Reading The Emotions Of Our Companion Dogs
Taking care of our companion animals involves looking after their physical as well as their emotional well-being, and we often rely on specific behaviours to gauge these. For emotional well-being, humans mostly look at things such as tail wagging and specific vocalizations to indicate positive states, and more research is being devoted to exploring the full spectrum of such behaviours. People with companion dogs “self-report good understanding of canine emotional states” and “owner knowledge is often used as a proxy for assessment of animal well-being.” In other words, companion people think they have a pretty good sense of their dogs’ emotions and that knowledge is passed on to veterinarians when assessing companion animal health. Of course, there can be a big discrepancy in how human companions perceive their dog’s emotional state and the dog’s actual emotional well-being.
This study from the United Kingdom explored “contexts and behaviour patterns potentially associated with positive emotional states in companion dogs by examining owner perceptions.” Of the various behaviours they studied, the ones that were most commonly perceived to promote “positive high arousal” (PHA) were “anticipation of a walk (85%) or food (81%),” while those most associated with “positive low arousal” (PLA) were “resting in the dog’s own bed or area (86%), resting (in general: 84%) and being stroked gently by the owner (84%).” When assessing PHA, people looked mostly at the dog’s tail (13% of total indicators provided across all modes of expression), the activity of the dog (12%) and eyes (11%). Whole body behaviours (7%) were described least frequently. For PLA, indicators associated with the tail (12%), activity (12%) and eyes (11%) were described most often, while leg-related behaviours (7%) were referred to least often.

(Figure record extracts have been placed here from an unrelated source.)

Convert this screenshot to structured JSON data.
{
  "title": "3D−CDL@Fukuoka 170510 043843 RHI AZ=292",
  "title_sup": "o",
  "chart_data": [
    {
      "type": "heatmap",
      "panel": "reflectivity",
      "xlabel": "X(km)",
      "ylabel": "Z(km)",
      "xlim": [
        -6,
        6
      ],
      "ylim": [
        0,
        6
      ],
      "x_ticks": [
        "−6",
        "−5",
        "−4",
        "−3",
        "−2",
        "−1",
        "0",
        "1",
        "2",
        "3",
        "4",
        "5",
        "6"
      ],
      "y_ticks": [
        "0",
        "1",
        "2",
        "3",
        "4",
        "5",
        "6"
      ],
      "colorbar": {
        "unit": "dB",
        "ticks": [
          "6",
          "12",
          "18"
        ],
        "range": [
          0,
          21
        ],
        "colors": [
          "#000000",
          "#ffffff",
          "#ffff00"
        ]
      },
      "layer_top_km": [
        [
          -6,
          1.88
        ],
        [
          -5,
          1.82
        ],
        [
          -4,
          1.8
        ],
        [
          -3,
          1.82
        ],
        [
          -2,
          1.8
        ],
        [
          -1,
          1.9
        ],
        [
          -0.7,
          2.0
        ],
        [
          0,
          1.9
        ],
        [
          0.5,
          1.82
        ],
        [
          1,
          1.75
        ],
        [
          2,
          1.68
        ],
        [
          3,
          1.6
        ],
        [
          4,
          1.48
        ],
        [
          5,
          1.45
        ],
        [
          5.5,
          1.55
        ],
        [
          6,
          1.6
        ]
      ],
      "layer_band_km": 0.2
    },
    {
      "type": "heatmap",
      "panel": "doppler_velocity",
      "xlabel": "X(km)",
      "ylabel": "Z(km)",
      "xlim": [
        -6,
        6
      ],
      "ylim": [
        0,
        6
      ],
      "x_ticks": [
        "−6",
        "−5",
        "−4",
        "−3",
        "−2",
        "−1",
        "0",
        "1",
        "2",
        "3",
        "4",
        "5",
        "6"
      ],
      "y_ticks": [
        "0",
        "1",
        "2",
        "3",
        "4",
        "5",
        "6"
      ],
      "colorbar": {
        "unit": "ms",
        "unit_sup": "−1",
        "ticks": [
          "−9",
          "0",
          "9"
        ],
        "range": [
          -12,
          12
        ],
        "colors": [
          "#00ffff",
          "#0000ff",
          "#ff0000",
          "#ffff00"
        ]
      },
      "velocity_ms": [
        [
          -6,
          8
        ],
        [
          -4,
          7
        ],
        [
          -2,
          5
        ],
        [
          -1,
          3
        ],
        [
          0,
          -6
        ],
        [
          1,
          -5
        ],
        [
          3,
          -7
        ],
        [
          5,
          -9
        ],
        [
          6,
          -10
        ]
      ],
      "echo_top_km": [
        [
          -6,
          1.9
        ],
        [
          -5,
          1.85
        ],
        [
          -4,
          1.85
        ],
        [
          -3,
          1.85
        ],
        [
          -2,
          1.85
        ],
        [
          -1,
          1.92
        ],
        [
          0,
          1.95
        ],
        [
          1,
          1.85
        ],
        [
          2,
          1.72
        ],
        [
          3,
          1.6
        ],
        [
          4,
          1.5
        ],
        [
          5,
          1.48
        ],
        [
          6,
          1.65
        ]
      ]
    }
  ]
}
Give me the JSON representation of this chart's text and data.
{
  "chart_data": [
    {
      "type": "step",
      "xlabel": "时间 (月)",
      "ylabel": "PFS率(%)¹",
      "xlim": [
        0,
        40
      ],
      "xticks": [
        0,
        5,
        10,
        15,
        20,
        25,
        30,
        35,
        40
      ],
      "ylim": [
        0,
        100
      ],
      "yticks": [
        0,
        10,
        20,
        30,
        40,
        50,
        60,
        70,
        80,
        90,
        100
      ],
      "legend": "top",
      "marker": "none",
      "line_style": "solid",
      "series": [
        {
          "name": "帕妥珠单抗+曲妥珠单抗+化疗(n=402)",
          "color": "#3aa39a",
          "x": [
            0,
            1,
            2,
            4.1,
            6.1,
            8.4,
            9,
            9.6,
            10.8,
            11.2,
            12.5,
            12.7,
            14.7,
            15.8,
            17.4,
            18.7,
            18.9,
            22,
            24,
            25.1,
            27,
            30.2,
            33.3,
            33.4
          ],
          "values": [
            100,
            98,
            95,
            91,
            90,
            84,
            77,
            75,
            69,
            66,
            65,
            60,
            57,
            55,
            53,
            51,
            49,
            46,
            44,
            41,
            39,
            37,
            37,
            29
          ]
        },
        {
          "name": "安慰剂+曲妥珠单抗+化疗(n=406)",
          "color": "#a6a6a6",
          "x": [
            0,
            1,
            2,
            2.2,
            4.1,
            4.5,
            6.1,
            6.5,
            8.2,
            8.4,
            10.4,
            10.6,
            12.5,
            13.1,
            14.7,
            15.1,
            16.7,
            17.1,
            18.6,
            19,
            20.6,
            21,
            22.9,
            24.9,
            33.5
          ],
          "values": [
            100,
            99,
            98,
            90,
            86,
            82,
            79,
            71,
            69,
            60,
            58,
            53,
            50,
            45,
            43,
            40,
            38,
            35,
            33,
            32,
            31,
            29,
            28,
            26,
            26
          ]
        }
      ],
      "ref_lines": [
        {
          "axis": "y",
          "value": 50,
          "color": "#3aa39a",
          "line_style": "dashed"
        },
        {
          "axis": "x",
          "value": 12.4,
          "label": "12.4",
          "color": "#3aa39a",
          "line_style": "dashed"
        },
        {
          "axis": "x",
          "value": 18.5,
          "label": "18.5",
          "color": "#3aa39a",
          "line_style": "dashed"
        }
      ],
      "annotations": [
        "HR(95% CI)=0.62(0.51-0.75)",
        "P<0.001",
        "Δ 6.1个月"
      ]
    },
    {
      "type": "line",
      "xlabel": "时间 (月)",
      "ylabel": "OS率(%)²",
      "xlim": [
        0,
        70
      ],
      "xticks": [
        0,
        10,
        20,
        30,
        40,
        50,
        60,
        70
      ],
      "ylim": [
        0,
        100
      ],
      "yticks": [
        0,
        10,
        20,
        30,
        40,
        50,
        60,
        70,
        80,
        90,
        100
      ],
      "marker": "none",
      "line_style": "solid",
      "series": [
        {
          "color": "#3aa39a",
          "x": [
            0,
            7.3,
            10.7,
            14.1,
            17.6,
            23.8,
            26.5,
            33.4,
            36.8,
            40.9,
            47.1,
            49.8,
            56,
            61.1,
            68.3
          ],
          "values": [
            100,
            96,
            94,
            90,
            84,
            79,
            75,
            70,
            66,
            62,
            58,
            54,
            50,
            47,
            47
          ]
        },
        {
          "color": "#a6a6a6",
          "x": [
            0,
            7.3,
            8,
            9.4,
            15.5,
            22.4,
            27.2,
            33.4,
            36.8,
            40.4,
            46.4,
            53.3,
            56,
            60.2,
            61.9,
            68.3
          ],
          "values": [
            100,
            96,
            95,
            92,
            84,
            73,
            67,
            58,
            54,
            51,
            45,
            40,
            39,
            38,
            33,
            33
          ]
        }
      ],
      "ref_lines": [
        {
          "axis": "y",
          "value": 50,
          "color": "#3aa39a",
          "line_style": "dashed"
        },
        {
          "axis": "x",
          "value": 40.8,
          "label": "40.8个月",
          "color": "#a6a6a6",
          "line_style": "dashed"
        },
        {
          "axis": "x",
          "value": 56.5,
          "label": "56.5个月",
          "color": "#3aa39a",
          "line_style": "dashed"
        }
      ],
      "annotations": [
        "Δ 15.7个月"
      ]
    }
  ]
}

This study suggests that there is near consensus among human companions about what they think “makes their dog happy and how they can tell.” The consensus may mean that those indicators are an accurate way to assess emotional states, but the researchers note that further investigation is needed regarding “owner attachment to their pet, experience or vested interests,” and how those factors affect our views. For animal advocates, the study is a good reminder: just because we think we know what makes our companions (or any animal) happy doesn’t make it true; we should always strive to improve our understanding of companion animals while also recognizing our limitations.